For instance, if there has been infidelity in a marriage, the offense can and should be forgiven. It is also possible that the marriage can be saved if there is genuine repentance on the part of the one who cheated. But even if that happens, that relationship may never be what it once was and the offended partner is probably wise to have a healthy level of skepticism that tempers his or her trust from that time forward.

We’ve seen this morning that…

Authentic relationships are enhanced when

I give up my right to hurt you for hurting me

We have also described what Biblical forgiveness is, and is not.

Since I want this message to be very practical for all of us, let me encourage you to take some specific steps to apply what we’ve learned. Like last week, this is going to be a homework assignment, because it is not something you can do in the few minutes we have left.

Practical steps to apply the message

1. Identify specific ways you have been hurt by others and write them down.

2. Pray through your list. Admit to God your feelings of bitterness and anger that you have experienced as a result of those offenses.

3. As an act of your will, release the bitterness that you have harbored against each person and each offense.

• Be specific. Say something like “God I forgive ____________ for __________________.”

• Release that person to God and trust that God will use the situation for good as He sees fit.

4. Thank God for His forgiveness and grace in your life and claim His peace and freedom in your life.

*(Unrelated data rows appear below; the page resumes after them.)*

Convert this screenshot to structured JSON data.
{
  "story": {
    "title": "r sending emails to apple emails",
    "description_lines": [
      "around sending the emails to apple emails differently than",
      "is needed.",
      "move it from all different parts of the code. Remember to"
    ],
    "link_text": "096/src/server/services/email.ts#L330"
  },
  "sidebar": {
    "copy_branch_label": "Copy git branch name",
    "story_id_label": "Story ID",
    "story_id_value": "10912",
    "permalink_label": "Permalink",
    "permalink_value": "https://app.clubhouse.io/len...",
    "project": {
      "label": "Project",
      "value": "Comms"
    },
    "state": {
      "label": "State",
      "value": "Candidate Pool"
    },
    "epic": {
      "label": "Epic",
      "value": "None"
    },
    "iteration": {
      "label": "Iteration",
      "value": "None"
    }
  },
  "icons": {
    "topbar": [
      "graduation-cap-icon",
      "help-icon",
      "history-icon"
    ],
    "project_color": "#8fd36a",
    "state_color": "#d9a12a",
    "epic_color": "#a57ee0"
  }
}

A sample prayer of forgiveness

Dear God,

I choose as an act of my will, regardless of my feelings, to forgive the person who has wronged me. I release them, and I set myself free to Your healing. With Your help, I will no longer dwell on the situation. I thank You for forgiving me as I have forgiven them. I thank You for setting me free.

In Jesus’ name,

Amen.

Authentic relationships are enhanced when

I give up my right to hurt you for hurting me

Will you take these practical steps to develop the building block of forgiveness in your relationships?